In humans and animals, disulfiram produces a disulfiram-ethanol reaction after an ethanol challenge, the basis of which is the inhibition of liver aldehyde dehydrogenase (ALDH). Disulfiram and the metabolites diethyldithiocarbamate (DDTC), diethyldithiocarbamate-methyl ester (DDTC-Me), and S-methyl- N, N-diethylthiolcarbamate (DETC-Me) were studied in order to determine the role of bioactivation in disulfiram's action as an inhibitor of rat liver mitochondrial low K m ALDH (RLM low K m ALDH). In in vitro studies, disulfiram and DDTC (0.01 to 2.0 mM) both inhibited RLM low K m ALDH in a concentration-dependent manner. The addition of rat liver microsomes to the mitochondrial incubation did not further increase disulfiram-induced RLM low K m ALDH inhibition.

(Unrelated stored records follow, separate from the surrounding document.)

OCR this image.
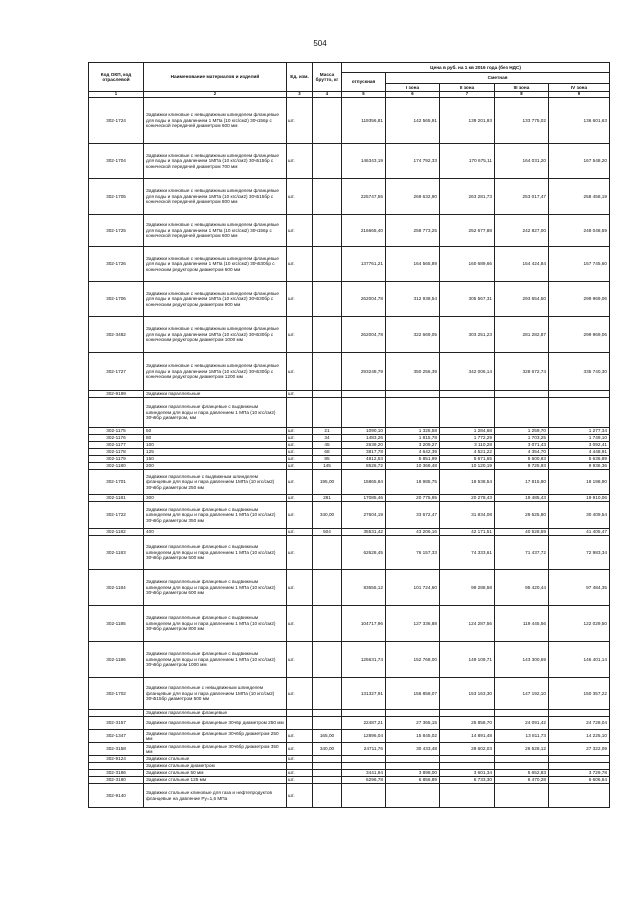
504
Код ОКП, код отраслевой	Наименование материалов и изделий	Ед. изм.	Масса брутто, кг	Цена в руб. на 1 кв 2016 года (без НДС)				
				отпускная	Сметная			
					I зона	II зона	III зона	IV зона
1	2	3	4	5	6	7	8	9
302-1724	Задвижки клиновые с невыдвижным шпинделем фланцевые для воды и пара давлением 1 МПа (10 кгс/см2) 30ч156р с конической передачей диаметром 600 мм	шт.		119356,81	142 565,91	139 201,93	133 775,02	136 601,63
302-1704	Задвижки клиновые с невыдвижным шпинделем фланцевые для воды и пара давлением 1МПа (10 кгс/см2) 30ч515бр с конической передачей диаметром 700 мм	шт.		146343,19	174 792,33	170 675,11	164 031,20	167 548,20
302-1705	Задвижки клиновые с невыдвижным шпинделем фланцевые для воды и пара давлением 1МПа (10 кгс/см2) 30ч515бр с конической передачей диаметром 800 мм	шт.		225747,55	269 632,90	263 281,73	253 017,47	258 458,19
302-1725	Задвижки клиновые с невыдвижным шпинделем фланцевые для воды и пара давлением 1 МПа (10 кгс/см2) 30ч156р с конической передачей диаметром 600 мм	шт.		216665,40	258 773,25	252 677,88	242 827,00	248 048,59
302-1726	Задвижки клиновые с невыдвижным шпинделем фланцевые для воды и пара давлением 1 МПа (10 кгс/см2) 30ч530бр с коническим редуктором диаметром 600 мм	шт.		137761,21	164 565,89	160 689,66	154 424,84	157 745,60
302-1706	Задвижки клиновые с невыдвижным шпинделем фланцевые для воды и пара давлением 1МПа (10 кгс/см2) 30ч530бр с коническим редуктором диаметром 900 мм	шт.		262004,78	312 938,54	305 567,31	293 654,50	299 969,06
302-3482	Задвижки клиновые с невыдвижным шпинделем фланцевые для воды и пара давлением 1МПа (10 кгс/см2) 30ч530бр с коническим редуктором диаметром 1000 мм	шт.		262004,78	322 669,05	303 251,23	281 282,87	299 969,06
302-1727	Задвижки клиновые с невыдвижным шпинделем фланцевые для воды и пара давлением 1МПа (10 кгс/см2) 30ч530бр с коническим редуктором диаметром 1200 мм	шт.		293248,79	350 256,39	342 006,14	328 672,74	335 740,30
302-9199	Задвижки параллельные	шт.						
	Задвижки параллельные фланцевые с выдвижным шпинделем для воды и пара давлением 1 МПа (10 кгс/см2) 30ч6бр диаметром, мм							
302-1175	50	шт.	21	1090,10	1 325,58	1 284,68	1 259,70	1 277,34
302-1176	80	шт.	34	1483,26	1 815,78	1 772,29	1 703,25	1 749,10
302-1177	100	шт.	45	2639,20	3 209,27	3 110,28	3 071,43	3 092,41
302-1178	125	шт.	68	3817,78	4 642,39	4 521,22	4 354,70	4 448,91
302-1179	150	шт.	85	4812,53	5 851,99	5 671,65	5 600,83	5 636,89
302-1180	200	шт.	145	8526,72	10 368,48	10 120,19	9 725,93	9 936,36
302-1701	Задвижки параллельные с выдвижным шпинделем фланцевые для воды и пара давлением 1МПа (10 кгс/см2) 30ч6бр диаметром 250 мм	шт.	195,00	15865,84	18 985,75	18 538,54	17 815,80	18 198,90
302-1181	300	шт.	281	17085,46	20 775,95	20 278,43	19 485,43	19 910,06
302-1722	Задвижки параллельные фланцевые с выдвижным шпинделем для воды и пара давлением 1 МПа (10 кгс/см2) 30ч6бр диаметром 350 мм	шт.	340,00	27604,19	33 672,47	31 834,08	29 525,80	30 409,54
302-1182	400	шт.	504	35531,42	43 206,16	42 171,51	40 528,59	41 405,47
302-1183	Задвижки параллельные фланцевые с выдвижным шпинделем для воды и пара давлением 1 МПа (10 кгс/см2) 30ч6бр диаметром 500 мм	шт.		62628,45	76 157,33	74 333,61	71 437,72	72 983,34
302-1184	Задвижки параллельные фланцевые с выдвижным шпинделем для воды и пара давлением 1 МПа (10 кгс/см2) 30ч6бр диаметром 600 мм	шт.		83655,12	101 724,60	99 288,58	95 420,44	97 484,35
302-1185	Задвижки параллельные фланцевые с выдвижным шпинделем для воды и пара давлением 1 МПа (10 кгс/см2) 30ч6бр диаметром 800 мм	шт.		104717,96	127 336,88	124 287,56	119 445,56	122 029,50
302-1186	Задвижки параллельные фланцевые с выдвижным шпинделем для воды и пара давлением 1 МПа (10 кгс/см2) 30ч6бр диаметром 1000 мм	шт.		125631,74	152 768,00	149 109,71	143 300,69	146 401,14
302-1702	Задвижки параллельные с невыдвижным шпинделем фланцевые для воды и пара давлением 1МПа (10 кгс/см2) 30ч515бр диаметром 500 мм	шт.		131327,91	156 858,07	153 163,30	147 192,10	150 357,22
	Задвижки параллельные фланцевые							
302-3157	Задвижки параллельные фланцевые 30ч6р диаметром 250 мм			22487,21	27 365,15	25 858,70	24 091,42	24 728,04
302-1347	Задвижки параллельные фланцевые 30ч6бр диаметром 250 мм	шт.	165,00	12896,04	15 845,02	14 891,48	13 811,73	14 225,10
302-3158	Задвижки параллельные фланцевые 30ч6бр диаметром 350 мм	шт.	340,00	24711,76	30 433,48	28 602,03	26 528,12	27 322,09
302-9124	Задвижки стальные	шт.						
	Задвижки стальные диаметром							
302-3186	Задвижки стальные 50 мм	шт.		3441,94	3 898,00	3 601,34	5 652,83	3 729,78
302-3180	Задвижки стальные 125 мм	шт.		6296,78	6 856,89	6 733,30	6 470,28	6 606,64
302-9140	Задвижки стальные клиновые для газа и нефтепродуктов фланцевые на давление Ру=1,6 МПа	шт.						
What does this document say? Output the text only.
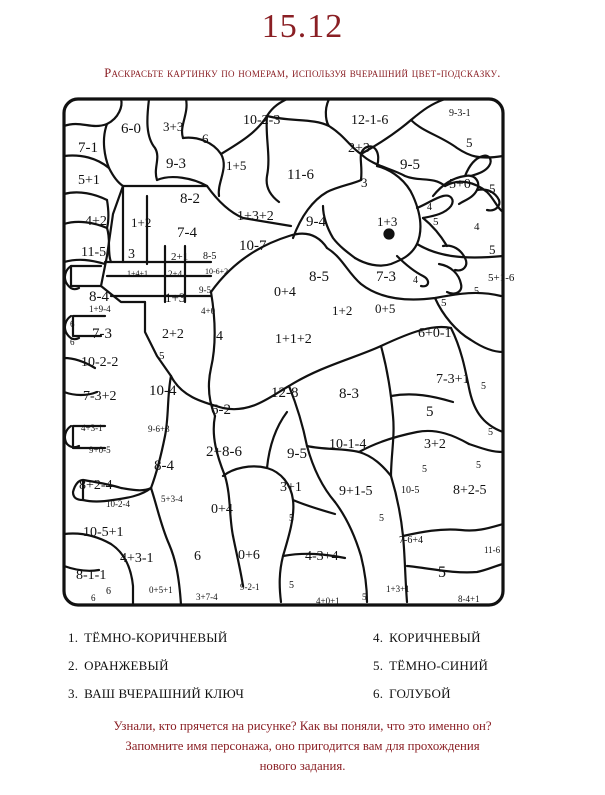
15.12
Раскрасьте картинку по номерам, используя вчерашний цвет-подсказку.
6-0 3+3	10-2-3	12-1-6	9-3-1
7-1
6
9-3
2+3	5
1+5	9-5
5+1	11-6	3	5+0 5
8-2
4+2 1+2	1+3+2 9-4	1+3
4
5
7-4
10-7
4
5
11-5 3	2+1 8-5
8-5	7-3
1+4+1 2+4	10-6+2
4	5+1-6
8-4	1+3 9-5	0+4	5
4+0
1+9-4	1+2 0+5	5
6
7-3	2+2 4	1+1+2	6+0-1
6
10-2-2	5
7-3+1
7-3+2 10-4	12-8	8-3	5
6-2	5
4+3-1	9-6+3	5
10-1-4	3+2
9+0-5	2+8-6	9-5
8-4	5	5
8+2-4	3+1	9+1-5	10-5 8+2-5
10-2-4	5+3-4
0+4
5	5
10-5+1
7-6+4
4+3-1	6	0+6	4-3+4	11-6
8-1-1	5
6	0+5+1
3+7-4
9-2-1	5
4+0+1
1+3+1
8-4+1
6	5
1. ТЁМНО-КОРИЧНЕВЫЙ
2. ОРАНЖЕВЫЙ
3. ВАШ ВЧЕРАШНИЙ КЛЮЧ
4. КОРИЧНЕВЫЙ
5. ТЁМНО-СИНИЙ
6. ГОЛУБОЙ

Узнали, кто прячется на рисунке? Как вы поняли, что это именно он?

Запомните имя персонажа, оно пригодится вам для прохождения

нового задания.
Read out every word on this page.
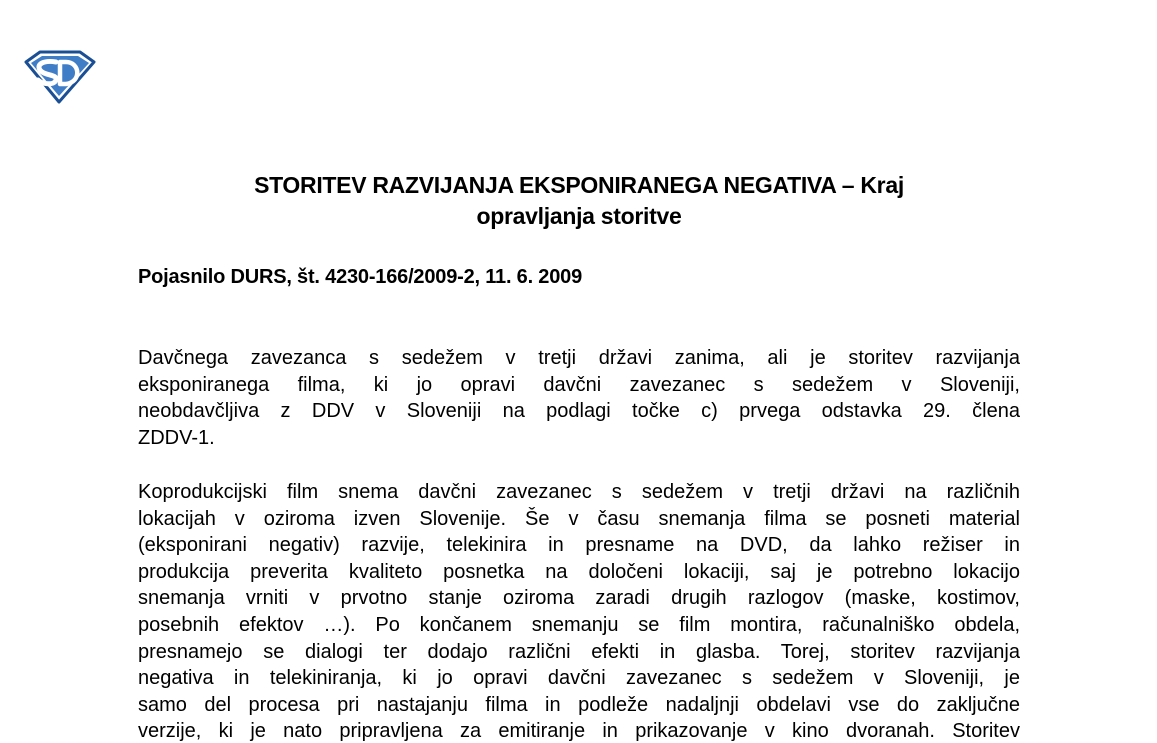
STORITEV RAZVIJANJA EKSPONIRANEGA NEGATIVA – Kraj
opravljanja storitve
Pojasnilo DURS, št. 4230-166/2009-2, 11. 6. 2009
Davčnega zavezanca s sedežem v tretji državi zanima, ali je storitev razvijanja
eksponiranega filma, ki jo opravi davčni zavezanec s sedežem v Sloveniji,
neobdavčljiva z DDV v Sloveniji na podlagi točke c) prvega odstavka 29. člena
ZDDV-1.
Koprodukcijski film snema davčni zavezanec s sedežem v tretji državi na različnih
lokacijah v oziroma izven Slovenije. Še v času snemanja filma se posneti material
(eksponirani negativ) razvije, telekinira in presname na DVD, da lahko režiser in
produkcija preverita kvaliteto posnetka na določeni lokaciji, saj je potrebno lokacijo
snemanja vrniti v prvotno stanje oziroma zaradi drugih razlogov (maske, kostimov,
posebnih efektov …). Po končanem snemanju se film montira, računalniško obdela,
presnamejo se dialogi ter dodajo različni efekti in glasba. Torej, storitev razvijanja
negativa in telekiniranja, ki jo opravi davčni zavezanec s sedežem v Sloveniji, je
samo del procesa pri nastajanju filma in podleže nadaljnji obdelavi vse do zaključne
verzije, ki je nato pripravljena za emitiranje in prikazovanje v kino dvoranah. Storitev
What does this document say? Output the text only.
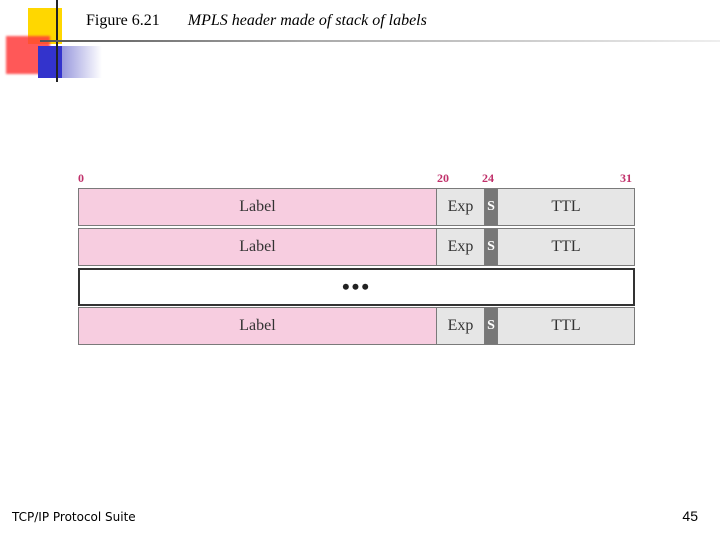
Figure 6.21 MPLS header made of stack of labels
0	20	24	31
Label	Exp S	TTL
Label	Exp S	TTL
•••
Label	Exp S	TTL
TCP/IP Protocol Suite	45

However, DDTC-induced RLM low K m ALDH inhibition was increased further, but only at DDTC concentrations < 0.05 mM. DDTC-Me and DETC-Me (2.0 mM) similarily exhibited an increased RLM low K m ALDH inhibition after the addition of liver microsomes. In in vivo studies, disulfiram (75 mg/kg), DDTC (114 mg kg ), DDTC-Me (41.2 mg/kg) or DETC-Me (18.6 mg/kg) administered i.p. to female rats inhibited RLM low K m ALDH. Inhibition of drug metabolism by pretreatment of rats with the cytochrome P450 inhibitor N-octylimidazole (NOI) (20 mg/kg, i.p.) prior to either disulfiram, DDTC, DDTC-Me or DETC-Me administration blocked the inhibition of RLM low K m ALDH. The in vitro and in vivo data support the conclusion that bioactivation of disulfiram to a reactive chemical species is required for RLM low K m ALDH inhibition and a disulfiram-ethanol reaction.